ENVIRONMENTAL LIABILITY; INSURANCE—Interpretation of environmental coverage provisions of a multistate, multisite insurance policy is to be done on a site by site basis applying the law of the location of each site accordingly.

This case is a companion case to Pfizer, Inc. v. Employers Insurance of Wausau, 154 N.J. 187 (1998) and HM Holdings, Inc. v. Aetna Casualty & Surety Insurance Co., 154 N.J. 208 (1998). This is also a multistate, multisite environmental insurance coverage case. The lower court requested that the parties state their choice of law positions. The insured argued that New Jersey law applied to the issues of late notice and the pollution-exclusion clause, arguing that (a) the insured risk was foreseeably multistate, (b) the insurers did not include choice of law provisions in the policies, and (c) the two substantial sites, representing forty-three percent of the total damage, were in New Jersey. The insurers countered that either the law of the site or, alternatively, the law of New York (where the contracts were entered into) should apply.

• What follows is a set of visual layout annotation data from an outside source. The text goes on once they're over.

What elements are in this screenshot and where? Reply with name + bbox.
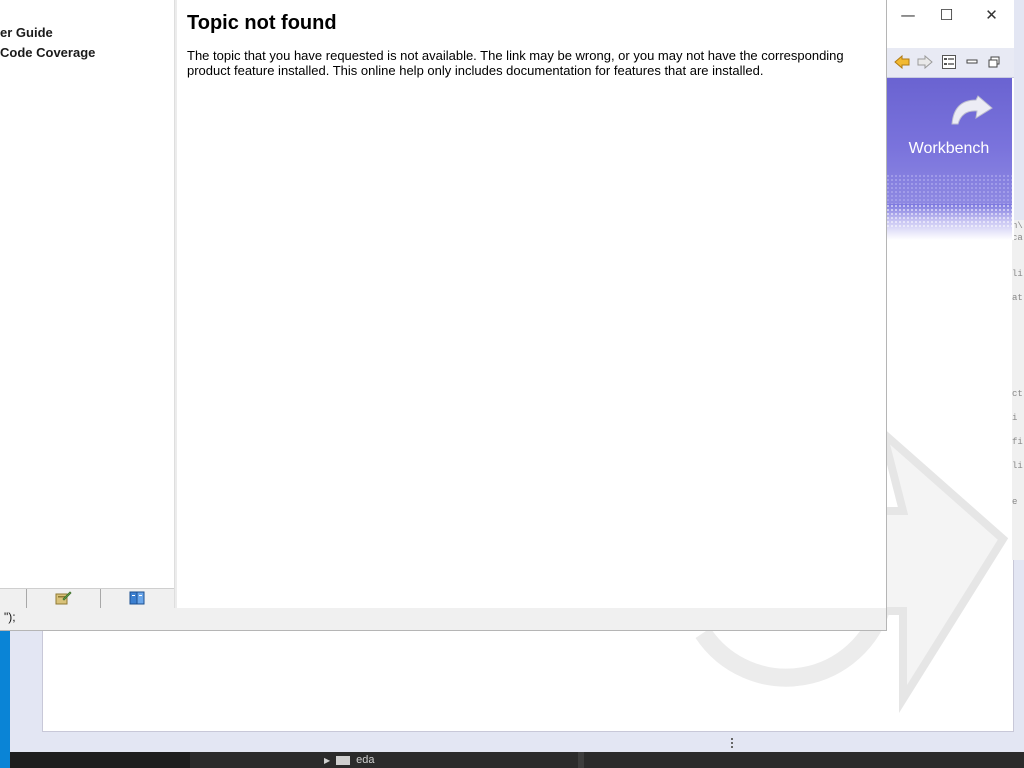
close-icon: ✕: [985, 6, 998, 24]
banner-fade: [886, 204, 1012, 240]
minimize-icon: —: [900, 6, 916, 24]
taskbar-item-label: eda: [356, 754, 375, 766]
workbench-logo-icon: [951, 95, 993, 125]
minimize-view-icon[interactable]: [964, 54, 980, 70]
taskbar: ▶ eda: [190, 752, 1024, 768]
tab-divider: [100, 589, 101, 608]
help-window: er Guide Code Coverage "); Topic not fou…: [0, 0, 887, 631]
toc-pane: er Guide Code Coverage: [0, 0, 174, 588]
page-body-text: The topic that you have requested is not…: [187, 48, 844, 78]
taskbar-separator: [578, 752, 584, 768]
toc-item[interactable]: er Guide: [0, 25, 53, 40]
toc-item[interactable]: Code Coverage: [0, 45, 95, 60]
minimize-window-button[interactable]: —: [892, 0, 924, 30]
page-title: Topic not found: [187, 12, 337, 34]
window-controls: — ☐ ✕: [886, 0, 1014, 32]
sash-handle[interactable]: [730, 738, 734, 752]
welcome-view-toolbar: [886, 48, 1014, 78]
taskbar-item[interactable]: ▶ eda: [324, 754, 375, 766]
maximize-icon: ☐: [939, 6, 954, 24]
help-content-pane: Topic not found The topic that you have …: [177, 0, 886, 608]
welcome-banner-title: Workbench: [908, 140, 990, 157]
expand-triangle-icon: ▶: [324, 755, 331, 765]
welcome-pane: — ☐ ✕ Workbench: [886, 0, 1014, 240]
welcome-banner: Workbench: [886, 78, 1012, 204]
toc-icon[interactable]: [941, 54, 957, 70]
editor-fragment-strip: n\ ca li at ct i fi li e: [1012, 220, 1024, 560]
folder-icon: [336, 755, 351, 765]
tab-divider: [26, 589, 27, 608]
bookmark-edit-icon[interactable]: [54, 590, 72, 606]
banner-dot-pattern: [886, 174, 1012, 204]
restore-view-icon[interactable]: [986, 54, 1002, 70]
toc-tab-bar: [0, 588, 174, 608]
book-icon[interactable]: [128, 590, 146, 606]
status-text: ");: [4, 610, 16, 624]
maximize-window-button[interactable]: ☐: [924, 0, 969, 30]
back-arrow-icon[interactable]: [894, 54, 910, 70]
close-window-button[interactable]: ✕: [969, 0, 1014, 30]
forward-arrow-icon[interactable]: [917, 54, 933, 70]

The Court found that the analysis in this case was slightly different from that of Pfizer and HM Holdings because two of the waste sites were located in New Jersey. This meant that the first factor under Section 6 of the Restatement (Second) of Conflicts of Laws, the competing interests of the states, favored New Jersey, at least in so far as the New Jersey sites were involved. The fact that all the New Jersey sites had already been remediated did not end New Jersey’s interest. Application of New York law as to New Jersey sites would frustrate New Jersey law. On the other hand, there was no reasonable expectation that New Jersey law would apply to sites outside of New Jersey. Since there appeared to be no significant administrative difficulty in applying New Jersey law to the New Jersey sites and the law of the waste sites to the non-New Jersey sites, that was the approach to be taken.

With respect to the late-notice provisions, the competing interests of the states and the expectation of the parties also favored application of the law of the waste sites.